© Peuples Noirs Peuples Africains no. 41-42 (1984) 60-75



LA ZONE-FRANC ET LA COTE-D'IVOIRE :
LE TRIBUT FINANCIER A PAYER A LA FRANCE

Lambert KOUADIO[*]

La Zone-franc va bientôt célébrer ses trente-neuf années d'existence. Ce ne sera certainement pas le fait le plus marquant de sa vie; c'est le pouvoir « d'attraction » et de « séduction » et le mépris qu'elle continue d'exercer encore sur une vingtaine de pays du Tiers-Monde qui retiendront ici notre attention.

La Zone-franc n'est pas une zone monétaire; elle ne présente aucun trait caractéristique d'une zone monétaire telle qu'elle apparaît dans la théorie économique générale consacrée à l'étude du processus de formation et d'intégration monétaire d'un vaste ensemble d'économies.

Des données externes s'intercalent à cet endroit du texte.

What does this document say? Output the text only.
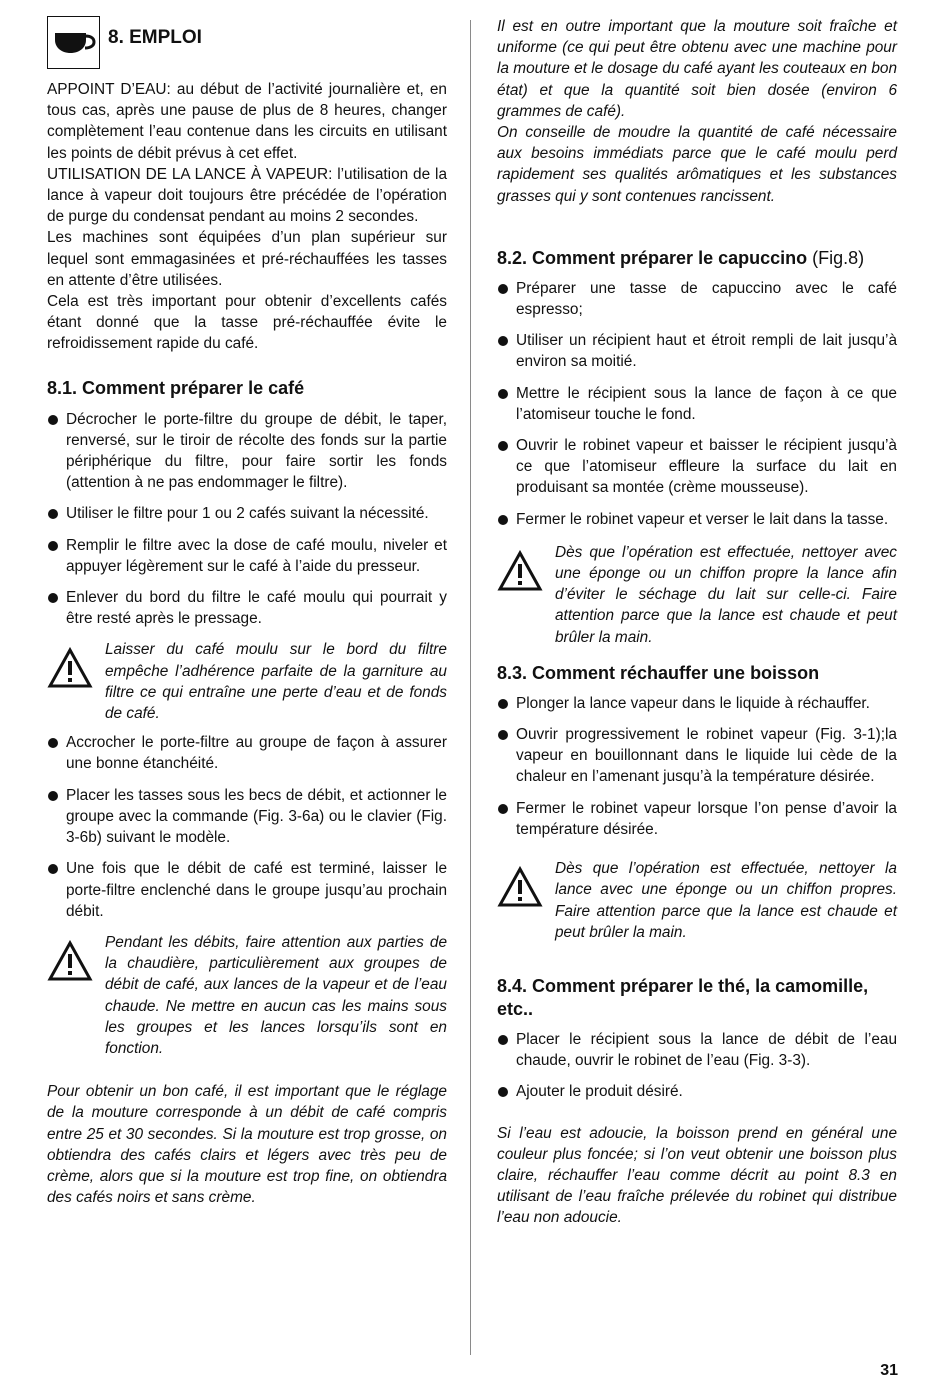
8. EMPLOI

APPOINT D’EAU: au début de l’activité journalière et, en tous cas, après une pause de plus de 8 heures, changer complètement l’eau contenue dans les circuits en utilisant les points de débit prévus à cet effet.

UTILISATION DE LA LANCE À VAPEUR: l’utilisation de la lance à vapeur doit toujours être précédée de l’opération de purge du condensat pendant au moins 2 secondes.

Les machines sont équipées d’un plan supérieur sur lequel sont emmagasinées et pré-réchauffées les tasses en attente d’être utilisées.

Cela est très important pour obtenir d’excellents cafés étant donné que la tasse pré-réchauffée évite le refroidissement rapide du café.

8.1. Comment préparer le café
Décrocher le porte-filtre du groupe de débit, le taper, renversé, sur le tiroir de récolte des fonds sur la partie périphérique du filtre, pour faire sortir les fonds (attention à ne pas endommager le filtre).
Utiliser le filtre pour 1 ou 2 cafés suivant la nécessité.
Remplir le filtre avec la dose de café moulu, niveler et appuyer légèrement sur le café à l’aide du presseur.
Enlever du bord du filtre le café moulu qui pourrait y être resté après le pressage.

Laisser du café moulu sur le bord du filtre empêche l’adhérence parfaite de la garniture au filtre ce qui entraîne une perte d’eau et de fonds de café.

Accrocher le porte-filtre au groupe de façon à assurer une bonne étanchéité.
Placer les tasses sous les becs de débit, et actionner le groupe avec la commande (Fig. 3-6a) ou le clavier (Fig. 3-6b) suivant le modèle.
Une fois que le débit de café est terminé, laisser le porte-filtre enclenché dans le groupe jusqu’au prochain débit.

Pendant les débits, faire attention aux parties de la chaudière, particulièrement aux groupes de débit de café, aux lances de la vapeur et de l’eau chaude. Ne mettre en aucun cas les mains sous les groupes et les lances lorsqu’ils sont en fonction.

Pour obtenir un bon café, il est important que le réglage de la mouture corresponde à un débit de café compris entre 25 et 30 secondes. Si la mouture est trop grosse, on obtiendra des cafés clairs et légers avec très peu de crème, alors que si la mouture est trop fine, on obtiendra des cafés noirs et sans crème.

Il est en outre important que la mouture soit fraîche et uniforme (ce qui peut être obtenu avec une machine pour la mouture et le dosage du café ayant les couteaux en bon état) et que la quantité soit bien dosée (environ 6 grammes de café).

On conseille de moudre la quantité de café nécessaire aux besoins immédiats parce que le café moulu perd rapidement ses qualités arômatiques et les substances grasses qui y sont contenues rancissent.

8.2. Comment préparer le capuccino (Fig.8)
Préparer une tasse de capuccino avec le café espresso;
Utiliser un récipient haut et étroit rempli de lait jusqu’à environ sa moitié.
Mettre le récipient sous la lance de façon à ce que l’atomiseur touche le fond.
Ouvrir le robinet vapeur et baisser le récipient jusqu’à ce que l’atomiseur effleure la surface du lait en produisant sa montée (crème mousseuse).
Fermer le robinet vapeur et verser le lait dans la tasse.

Dès que l’opération est effectuée, nettoyer avec une éponge ou un chiffon propre la lance afin d’éviter le séchage du lait sur celle-ci. Faire attention parce que la lance est chaude et peut brûler la main.

8.3. Comment réchauffer une boisson
Plonger la lance vapeur dans le liquide à réchauffer.
Ouvrir progressivement le robinet vapeur (Fig. 3-1);la vapeur en bouillonnant dans le liquide lui cède de la chaleur en l’amenant jusqu’à la température désirée.
Fermer le robinet vapeur lorsque l’on pense d’avoir la température désirée.

Dès que l’opération est effectuée, nettoyer la lance avec une éponge ou un chiffon propres. Faire attention parce que la lance est chaude et peut brûler la main.

8.4. Comment préparer le thé, la camomille, etc..
Placer le récipient sous la lance de débit de l’eau chaude, ouvrir le robinet de l’eau (Fig. 3-3).
Ajouter le produit désiré.

Si l’eau est adoucie, la boisson prend en général une couleur plus foncée; si l’on veut obtenir une boisson plus claire, réchauffer l’eau comme décrit au point 8.3 en utilisant de l’eau fraîche prélevée du robinet qui distribue l’eau non adoucie.

31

Depuis la création de la Zone-franc qui remonte à l'année 1945, nous constatons à la veille de son trente-neuvième « anniversaire » qu'elle n'a été que l'instrument de la domination financière de la « Métropole », la France, sur ses ex-colonies d'Afrique, des Caraïbes et du Pacifique. C'est un système qui repose sur un ensemble de principes de base, qui s'apparentent bien à un certain nombre de structures politiques et commerciales (CFAO, SOCOPAO ... ) coloniales ou néo-coloniales créées et contrôlées par la France. Les mécanismes et les principes de base de la Zone-franc s'inscrivent, bien entendu, dans le droit chemin de la politique colonialiste de la France; c'est le masque grimaçant d'une politique coloniale bien vivante. [PAGE 61]

L'objet de notre étude ici, est d'examiner le système de la Zone-franc tel qu'il a fonctionné pendant les trente-neuf années de son existence en Côte-d'Ivoire et d'en dégager les conséquences sur l'ensemble des activités économiques, financières et sociales en Côte-d'Ivoire. C'est une tâche difficile; les statistiques ne sont pas toujours disponibles, et dans les cas rares où elles le sont, elles souffrent des manipulations ostentatoires et honteuses des autorités qui en sont responsables.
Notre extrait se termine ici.